Article 3 : L'Etat versera à Me Bearnais, la somme de 1 000 (mille) euros en application des dispositions de l'article L. 761-1 du code de justice administrative et du deuxième alinéa de l'article 37 de la loi du 10 juillet 1991, sous réserve que Me Bearnais renonce à percevoir la somme correspondant à la part contributive de l'État.

Article 4 : Le présent jugement sera notifié à Mme C B, à Me Bearnais et au préfet de Maine-et-Loire.

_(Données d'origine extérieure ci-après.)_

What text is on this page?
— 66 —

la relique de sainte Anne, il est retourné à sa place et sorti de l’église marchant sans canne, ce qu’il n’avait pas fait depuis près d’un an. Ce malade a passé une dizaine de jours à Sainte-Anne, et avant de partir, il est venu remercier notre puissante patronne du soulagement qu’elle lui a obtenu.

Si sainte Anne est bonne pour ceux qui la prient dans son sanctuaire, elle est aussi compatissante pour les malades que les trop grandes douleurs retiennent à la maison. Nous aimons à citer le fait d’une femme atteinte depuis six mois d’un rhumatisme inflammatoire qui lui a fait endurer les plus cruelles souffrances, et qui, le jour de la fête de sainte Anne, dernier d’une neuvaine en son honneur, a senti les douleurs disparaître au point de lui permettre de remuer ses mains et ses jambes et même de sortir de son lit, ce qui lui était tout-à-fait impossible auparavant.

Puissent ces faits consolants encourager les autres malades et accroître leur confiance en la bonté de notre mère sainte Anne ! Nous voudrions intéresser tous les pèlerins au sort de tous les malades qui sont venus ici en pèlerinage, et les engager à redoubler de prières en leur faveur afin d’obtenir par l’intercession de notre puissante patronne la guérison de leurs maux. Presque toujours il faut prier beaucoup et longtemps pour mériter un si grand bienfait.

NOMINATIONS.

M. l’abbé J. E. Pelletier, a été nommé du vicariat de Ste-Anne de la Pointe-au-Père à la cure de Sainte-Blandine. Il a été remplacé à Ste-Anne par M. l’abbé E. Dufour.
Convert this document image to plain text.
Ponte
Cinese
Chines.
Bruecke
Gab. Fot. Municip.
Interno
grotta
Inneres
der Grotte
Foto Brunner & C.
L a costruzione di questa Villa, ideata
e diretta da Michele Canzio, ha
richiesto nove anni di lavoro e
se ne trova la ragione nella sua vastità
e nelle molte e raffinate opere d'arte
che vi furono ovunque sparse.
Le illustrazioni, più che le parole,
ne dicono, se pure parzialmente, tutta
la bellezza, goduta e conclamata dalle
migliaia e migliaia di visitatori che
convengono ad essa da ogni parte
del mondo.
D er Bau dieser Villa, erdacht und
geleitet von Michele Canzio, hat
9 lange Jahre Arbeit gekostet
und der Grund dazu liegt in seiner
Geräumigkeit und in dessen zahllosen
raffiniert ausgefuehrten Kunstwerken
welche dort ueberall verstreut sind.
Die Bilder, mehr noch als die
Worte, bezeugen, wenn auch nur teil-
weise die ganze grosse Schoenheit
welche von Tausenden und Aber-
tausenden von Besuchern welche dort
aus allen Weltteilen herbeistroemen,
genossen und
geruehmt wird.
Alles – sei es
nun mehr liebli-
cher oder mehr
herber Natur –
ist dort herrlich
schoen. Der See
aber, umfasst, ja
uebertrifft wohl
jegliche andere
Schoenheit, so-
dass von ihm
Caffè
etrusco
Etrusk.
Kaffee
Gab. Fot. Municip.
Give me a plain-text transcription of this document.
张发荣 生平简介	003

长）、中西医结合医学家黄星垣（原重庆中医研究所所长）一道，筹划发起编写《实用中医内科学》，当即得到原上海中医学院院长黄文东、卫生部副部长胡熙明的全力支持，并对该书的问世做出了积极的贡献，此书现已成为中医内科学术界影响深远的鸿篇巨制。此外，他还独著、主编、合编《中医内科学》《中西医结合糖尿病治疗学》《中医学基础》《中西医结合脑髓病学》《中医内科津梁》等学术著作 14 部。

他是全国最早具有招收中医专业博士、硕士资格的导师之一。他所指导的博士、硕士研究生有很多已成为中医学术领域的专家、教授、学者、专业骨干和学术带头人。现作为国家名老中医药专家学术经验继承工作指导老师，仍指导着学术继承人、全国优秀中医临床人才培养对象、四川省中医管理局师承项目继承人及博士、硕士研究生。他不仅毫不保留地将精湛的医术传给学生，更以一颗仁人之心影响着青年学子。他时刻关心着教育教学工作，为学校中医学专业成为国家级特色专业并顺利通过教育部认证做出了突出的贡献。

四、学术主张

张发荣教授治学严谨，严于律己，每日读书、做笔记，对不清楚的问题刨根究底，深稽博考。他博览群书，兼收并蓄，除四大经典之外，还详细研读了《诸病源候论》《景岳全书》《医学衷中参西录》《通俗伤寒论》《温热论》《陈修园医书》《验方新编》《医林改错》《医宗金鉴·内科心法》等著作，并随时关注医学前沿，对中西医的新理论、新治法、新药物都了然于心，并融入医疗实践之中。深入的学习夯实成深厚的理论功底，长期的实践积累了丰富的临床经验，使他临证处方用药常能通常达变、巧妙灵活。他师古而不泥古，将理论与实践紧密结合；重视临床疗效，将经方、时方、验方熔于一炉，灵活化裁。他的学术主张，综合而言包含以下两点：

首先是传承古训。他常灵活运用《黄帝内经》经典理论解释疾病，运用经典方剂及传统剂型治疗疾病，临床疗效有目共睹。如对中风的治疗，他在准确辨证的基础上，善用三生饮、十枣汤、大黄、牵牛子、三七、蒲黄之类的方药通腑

Rendu public par mise à disposition au greffe le 21 décembre 2023.

Le magistrat désigné,

P-E. SIMONLe greffier,

J-F. MERCERON

La République mande et ordonne au préfet de Maine-et-Loire en ce qui le concerne ou à tous commissaires de justice à ce requis en ce qui concerne les voies de droit commun, contre les parties privées, de pourvoir à l'exécution de la présente décision.